Unfortunately not the kind of funk I'm talking about. :(


Fortunately/unfortunately I've suddenly got a lot more time to write.

You see, it's 9:30 am on Monday morning and I'm not at work. I got "laid off".

The whys and wherefores of my sudden state of unemployment aren't important. Financially my family will be fine for a bit and as a Christian I believe (both through faith and experience) that God provides and will use this as an opportunity for me to do something else. The latter though is what is freaking me out.

I worked at my job for almost 7 years. I have no idea what to do now, where to go or even what I'm good at. The lay off has thrown me into some practical and emotional turmoil.

Practically, let me just say that it's a really crappy idea to only have your resume on your work computer.

Very bad idea. Wahhhhh!!
That's actually all I have for the practical side of things, besides the obvious bills to pay, mouths to feed shtick that I figure nobody needs me to spell out for them.

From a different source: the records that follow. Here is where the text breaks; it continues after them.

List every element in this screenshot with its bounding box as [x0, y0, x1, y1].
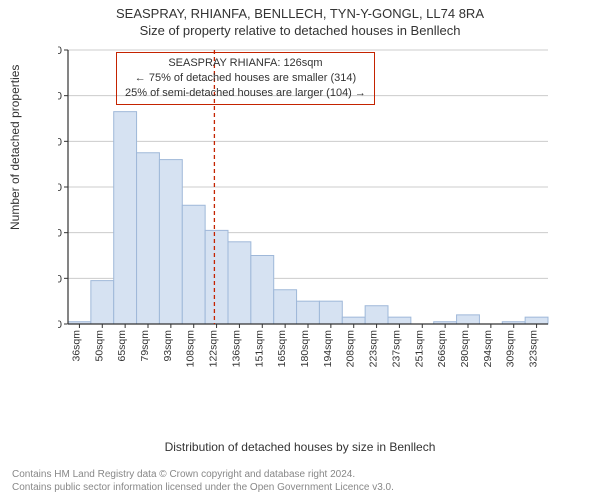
svg-text:151sqm: 151sqm — [253, 330, 265, 368]
callout-line3: 25% of semi-detached houses are larger (… — [125, 86, 366, 101]
svg-text:294sqm: 294sqm — [482, 330, 494, 368]
attribution-text: Contains HM Land Registry data © Crown c… — [12, 469, 394, 494]
svg-text:194sqm: 194sqm — [322, 330, 334, 368]
svg-text:136sqm: 136sqm — [230, 330, 242, 368]
svg-text:93sqm: 93sqm — [162, 330, 174, 362]
svg-text:100: 100 — [58, 91, 62, 103]
svg-text:180sqm: 180sqm — [299, 330, 311, 368]
chart-title-line2: Size of property relative to detached ho… — [0, 21, 600, 38]
callout-line1: SEASPRAY RHIANFA: 126sqm — [125, 56, 366, 71]
svg-text:80: 80 — [58, 136, 62, 148]
svg-text:108sqm: 108sqm — [185, 330, 197, 368]
svg-text:280sqm: 280sqm — [459, 330, 471, 368]
x-axis-label: Distribution of detached houses by size … — [0, 440, 600, 454]
svg-text:50sqm: 50sqm — [93, 330, 105, 362]
svg-text:60: 60 — [58, 182, 62, 194]
svg-text:165sqm: 165sqm — [276, 330, 288, 368]
attribution-line2: Contains public sector information licen… — [12, 482, 394, 495]
chart-title-line1: SEASPRAY, RHIANFA, BENLLECH, TYN-Y-GONGL… — [0, 0, 600, 21]
svg-text:0: 0 — [58, 319, 62, 331]
svg-text:20: 20 — [58, 273, 62, 285]
svg-text:208sqm: 208sqm — [345, 330, 357, 368]
svg-text:40: 40 — [58, 228, 62, 240]
svg-text:36sqm: 36sqm — [70, 330, 82, 362]
svg-text:266sqm: 266sqm — [436, 330, 448, 368]
svg-text:65sqm: 65sqm — [116, 330, 128, 362]
callout-line2: ← 75% of detached houses are smaller (31… — [125, 71, 366, 86]
attribution-line1: Contains HM Land Registry data © Crown c… — [12, 469, 394, 482]
svg-text:251sqm: 251sqm — [413, 330, 425, 368]
svg-text:79sqm: 79sqm — [139, 330, 151, 362]
svg-text:237sqm: 237sqm — [390, 330, 402, 368]
callout-box: SEASPRAY RHIANFA: 126sqm ← 75% of detach… — [116, 52, 375, 105]
svg-text:309sqm: 309sqm — [505, 330, 517, 368]
svg-text:223sqm: 223sqm — [368, 330, 380, 368]
svg-text:323sqm: 323sqm — [528, 330, 540, 368]
svg-text:122sqm: 122sqm — [208, 330, 220, 368]
svg-text:120: 120 — [58, 45, 62, 57]
y-axis-label: Number of detached properties — [8, 65, 22, 230]
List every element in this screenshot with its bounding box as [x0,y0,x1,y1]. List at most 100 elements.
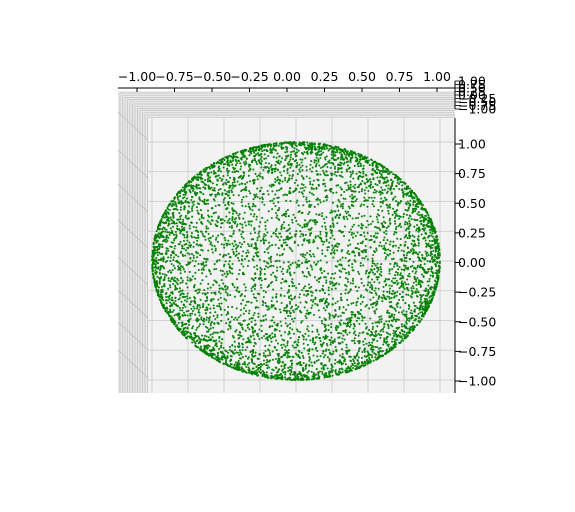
scatter-point [287,314,290,317]
scatter-point [371,259,374,262]
scatter-point [310,255,313,258]
scatter-point [348,290,351,293]
scatter-point [433,286,436,289]
scatter-point [293,341,296,344]
scatter-point [378,318,381,321]
scatter-point [398,187,401,191]
scatter-point [354,200,357,203]
scatter-point [258,370,261,373]
scatter-point [322,307,325,310]
scatter-point [262,354,265,357]
scatter-point [251,351,255,354]
scatter-point [274,357,277,361]
scatter-point [238,241,241,244]
scatter-point [360,215,363,218]
scatter-point [400,325,403,328]
scatter-point [364,198,367,202]
scatter-point [255,372,258,375]
scatter-point [331,217,334,220]
scatter-point [362,340,365,343]
scatter-point [438,254,441,257]
scatter-point [171,276,174,279]
scatter-point [288,365,292,369]
scatter-point [431,260,434,264]
scatter-point [279,160,282,163]
scatter-point [417,228,420,232]
scatter-point [384,277,387,281]
scatter-point [227,328,230,331]
scatter-point [394,338,397,341]
scatter-point [228,348,231,351]
scatter-point [250,287,253,290]
scatter-point [257,306,260,309]
scatter-point [192,256,195,260]
scatter-point [223,309,226,312]
scatter-point [248,317,251,321]
scatter-point [375,190,378,193]
scatter-point [429,217,432,220]
scatter-point [323,270,326,273]
scatter-point [210,321,213,324]
scatter-point [412,301,415,304]
scatter-point [366,219,369,223]
scatter-point [322,243,325,246]
scatter-point [179,221,182,224]
scatter-point [311,304,314,307]
scatter-point [410,242,413,245]
scatter-point [298,224,302,227]
scatter-point [405,310,408,313]
scatter-point [172,256,175,259]
scatter-point [378,281,381,284]
scatter-point [418,301,421,304]
scatter-point [427,219,430,222]
scatter-point [353,355,356,358]
scatter-point [361,156,364,159]
scatter-point [157,258,160,262]
scatter-point [280,365,283,368]
scatter-point [419,298,422,301]
scatter-point [316,355,319,358]
scatter-point [359,162,362,165]
scatter-point [181,266,184,269]
scatter-point [374,331,377,334]
scatter-point [288,190,291,193]
scatter-point [354,217,358,220]
scatter-point [247,251,250,254]
scatter-point [289,337,292,340]
scatter-point [266,339,269,342]
scatter-point [324,156,327,159]
scatter-point [267,154,270,158]
scatter-point [291,282,295,285]
scatter-point [357,270,360,273]
scatter-point [322,368,325,371]
scatter-point [294,376,297,379]
scatter-point [422,204,425,207]
scatter-point [275,160,278,163]
scatter-point [228,364,231,367]
scatter-point [414,305,417,308]
scatter-point [404,302,407,305]
scatter-point [164,299,167,302]
scatter-point [185,263,188,266]
scatter-point [210,291,213,294]
scatter-point [196,239,199,242]
scatter-point [362,203,366,207]
scatter-point [428,267,431,271]
scatter-point [296,373,299,376]
scatter-point [294,308,297,311]
scatter-point [197,183,200,187]
scatter-point [261,201,264,204]
scatter-point [154,237,157,240]
scatter-point [405,254,408,257]
scatter-point [225,275,228,278]
scatter-point [235,329,238,332]
scatter-point [300,351,303,354]
scatter-point [291,174,294,178]
scatter-point [312,298,315,302]
scatter-point [425,254,428,258]
scatter-point [347,213,350,217]
scatter-point [196,305,199,308]
scatter-point [422,275,425,279]
scatter-point [173,197,176,200]
scatter-point [258,235,261,238]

Emotionally, I have lots going on and most of it's crappy.
I feel totally lost.
I've never been laid off before and it's messing with my self confidence. 
Skills I was sure of  2 weeks ago, I feel inept at. Talents and abilities I took pride in seem like nothing. How am I supposed to look for a new job, when I, apparently, wasn't skilled enough to keep a job I'd been doing for almost 7 years? Dude! It's freaking me out.

I'm working really hard to try and be positive, have faith and believe in myself, but right now I feel like I'm at a fork in the road with no map or pie. I think being at a fork in the road should automatically garner me some pie.



Friends and family, even former co-workers, are being wonderfully supportive and have been showering me with encouragement and job suggestions, but inevitably I end up here, on my couch alone, completely discombobulated and worried about my family and future.

This isn't to say good things haven't happened in the last two weeks. I mean, I've won or received half a dozen new books to read for free (which is awesome), I got caught up to season 5 of Supernatural and I've had the opportunity to volunteer my time to some very worthy causes that I otherwise would've been too busy for. I also got caught up on laundry, have started to enjoy cooking for my family again and have 2 more hours a day to spend with the coolest kid ever.



Still...the Pollyanna in me is getting worn out. 
I'm frustrated, angry and panicky. I'm unsure of myself and working double time to keep a stiff upper lip. Plus, the jobs here suck. My first day of looking and the 3 best looking jobs were Ballet Teacher, Carnival Rides Operator and Mushroom Picker.

Not exactly what I had in mind.

Anyway,I'm trying to treat this as a new adventure.
I'll try to write more and I'll even make sure it's not all depressing, emo stuff. Just for you.